Выбрать главу

Впрочем, никто не пришел. Минул месяц. Шин и Шилла чувствовали себя превосходно и, похоже, очень привязались друг к дружке — спали вместе в ящике, свернувшись в пушистый шар. После многих попыток Ланс обнаружил звук, определенно приятный шиншиллам, — нужно выпучить губы и быстро испустить подряд несколько мягких и влажных посвистов, — словно через соломинку тянешь со дна последние капли питья. Но родители не умели его издавать, — тон ли был неверен или что-то еще. И такая нестерпимая тишь стояла в комнате Ланса с потрепанными книгами на разнокалиберных белых полках, со старыми теннисными туфлями и относительно новой ракетой в бессмысленно оберегающем ее станке, с пенни на дне одежного шкапа, — все радужно расплывается, но ты подтягиваешь винт, вновь добиваясь резкости. И Боке возвращаются на балкон. Достиг ли он своей цели, и если достиг, — видит ли нас?

4

Классический по-смертный упирает локти в украшенную цветами закраину, чтобы рассмотреть свою землю, свою игрушку, волчок, в медленном показе кружащий посреди модельной небесной тверди, каждый штрих на нем так весел и ясен — красочные океаны, молящаяся женщина Балтики, мгновенный снимок грациозных Америк, пойманных в миг цирковой игры на свободной трапеции, и Австралия — будто малютка-Африка, лежащая на боку. Среди моих ровесников есть, наверное, люди, наполовину верящие, что души их с содроганием глянут с Небес и узрят родную планету опоясанной широтами, перетянутой меридианами и, быть может, размеченной жирными, черными, дьявольски искривленными стрелами мировых войн; или, что гораздо приятнее, расстеленной перед их взором вроде картинных карт отпускных Эльдорадо, в одном углу которых бьет в барабан индеец из резервации, в другом устроилась девушка в шортах, там лезут на горные склоны хвойные конусы и всюду полно удильщиков.

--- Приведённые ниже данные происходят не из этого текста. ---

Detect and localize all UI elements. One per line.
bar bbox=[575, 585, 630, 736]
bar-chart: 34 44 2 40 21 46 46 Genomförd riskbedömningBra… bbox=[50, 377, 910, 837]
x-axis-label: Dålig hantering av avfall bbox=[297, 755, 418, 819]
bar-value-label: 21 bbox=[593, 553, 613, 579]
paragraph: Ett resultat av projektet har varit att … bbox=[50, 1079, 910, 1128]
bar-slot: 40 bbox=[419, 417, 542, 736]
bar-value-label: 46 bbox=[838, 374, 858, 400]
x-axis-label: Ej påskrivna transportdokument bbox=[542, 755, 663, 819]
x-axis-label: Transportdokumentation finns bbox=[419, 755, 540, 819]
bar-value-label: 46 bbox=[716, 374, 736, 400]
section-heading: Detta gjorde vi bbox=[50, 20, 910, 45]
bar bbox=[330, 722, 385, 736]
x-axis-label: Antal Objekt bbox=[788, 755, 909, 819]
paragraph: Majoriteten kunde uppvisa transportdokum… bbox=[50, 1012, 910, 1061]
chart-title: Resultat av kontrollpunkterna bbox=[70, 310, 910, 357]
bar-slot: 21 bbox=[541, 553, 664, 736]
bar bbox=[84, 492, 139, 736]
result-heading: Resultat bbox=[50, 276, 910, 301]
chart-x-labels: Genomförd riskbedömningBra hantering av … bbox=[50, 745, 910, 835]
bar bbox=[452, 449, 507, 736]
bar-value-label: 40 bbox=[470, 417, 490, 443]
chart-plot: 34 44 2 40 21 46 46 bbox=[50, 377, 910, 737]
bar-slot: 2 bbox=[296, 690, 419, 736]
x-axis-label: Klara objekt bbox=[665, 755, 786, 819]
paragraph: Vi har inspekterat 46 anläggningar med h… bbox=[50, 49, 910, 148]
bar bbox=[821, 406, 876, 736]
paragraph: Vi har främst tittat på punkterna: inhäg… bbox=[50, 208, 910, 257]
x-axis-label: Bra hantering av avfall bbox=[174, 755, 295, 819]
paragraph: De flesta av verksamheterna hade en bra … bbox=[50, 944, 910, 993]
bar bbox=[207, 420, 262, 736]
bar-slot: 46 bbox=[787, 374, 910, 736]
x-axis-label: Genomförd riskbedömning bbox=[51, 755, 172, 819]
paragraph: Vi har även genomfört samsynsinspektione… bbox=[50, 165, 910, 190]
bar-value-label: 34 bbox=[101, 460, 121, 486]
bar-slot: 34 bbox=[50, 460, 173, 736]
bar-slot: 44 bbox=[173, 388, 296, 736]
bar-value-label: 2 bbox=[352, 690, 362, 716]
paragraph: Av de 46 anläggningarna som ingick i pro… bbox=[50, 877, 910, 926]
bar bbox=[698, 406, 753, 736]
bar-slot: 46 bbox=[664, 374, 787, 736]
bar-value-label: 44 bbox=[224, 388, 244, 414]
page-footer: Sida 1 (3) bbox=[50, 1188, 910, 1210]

Я думаю, что в действительности мой юный потомок в первую его ночь снаружи, в воображаемом безмолвии невообразимого мира увидит поверхностные черты нашего шара сквозь глубины его атмосферы, а это значит — сквозь пыль, рассеянные отражения, дымку и разного рода оптические ловушки, так что континенты, если они вообще проглянут в изменчивых облаках, будут скользить мимо в причудливых обличьях, в неизъяснимом мерцании красок, в неузнаваемых очертаниях.

Но это все пустяки. Главная проблема вот в чем: Сумеет ли разум исследователя пережить потрясение? Я пытаюсь представить природу этого потрясения с той ясностью, какую допускает душевное здравие. И если даже простое усилие воображения чревато такой ужасной опасностью, как же тогда удастся снести и одолеть этот ужас в реальности?

Прежде всего, Лансу придется столкнуться с атавистическим импульсом. Мифы так прочно укоренились в сияющем небе, что обычный разум норовит увильнуть от затруднительных поисков скрытого за ними далеко не здравого смысла. Должна же быть у бессмертия своя звезда для постоя, если оно желает цвести и ветвиться и расселить тысячи синеперых ангельских птиц, поющих так сладко, как юные евнухи. В глубине человеческого сознания понятие смерти синонимично понятию расставанья с землей. Убежать ее притяжения — то же самое, что переступить край могилы, и человек, попавший на другую планету, в сущности, не имеет возможности доказать себе самому, что он не умер, — что старый наивный миф не оказался прав.

Меня не заботит тупица, обезьяна бесшерстная обыкновенная, способная переступить через что угодно, — единственное, что она помнит из детства, это мула, который ее укусил, единственное, что предвкушает в будущем, это образ стола и постели. Я думаю о человеке с воображеньем и знаниями, отвага которого безгранична, потому что его любопытство превосходит отвагу. Такого ничем не удержишь. Это тот же curieux[25] стародавних времен, только сложеньем покрепче да сердцем погорячей. И когда дойдет до изученья планет, он первым удовлетворит жгучую потребность потрогать собственными руками, погладить и поглядеть, улыбнуться, принюхаться и еще раз погладить — с той же улыбкой безымянного, стонущего, тающего наслаждения — никем до него не тронутое вещество, из которого состоит небесное тело. Всякий настоящий ученый (не посредственный жулик, разумеется, чьим единственным достоянием является невежество, которое он прячет, словно сладкую кость) должен испытывать это чувственное упоение прямым, божественным знанием. Ему может быть двадцать, может быть восемьдесят пять, но без этой дрожи науки не существует. Ланс из такого теста.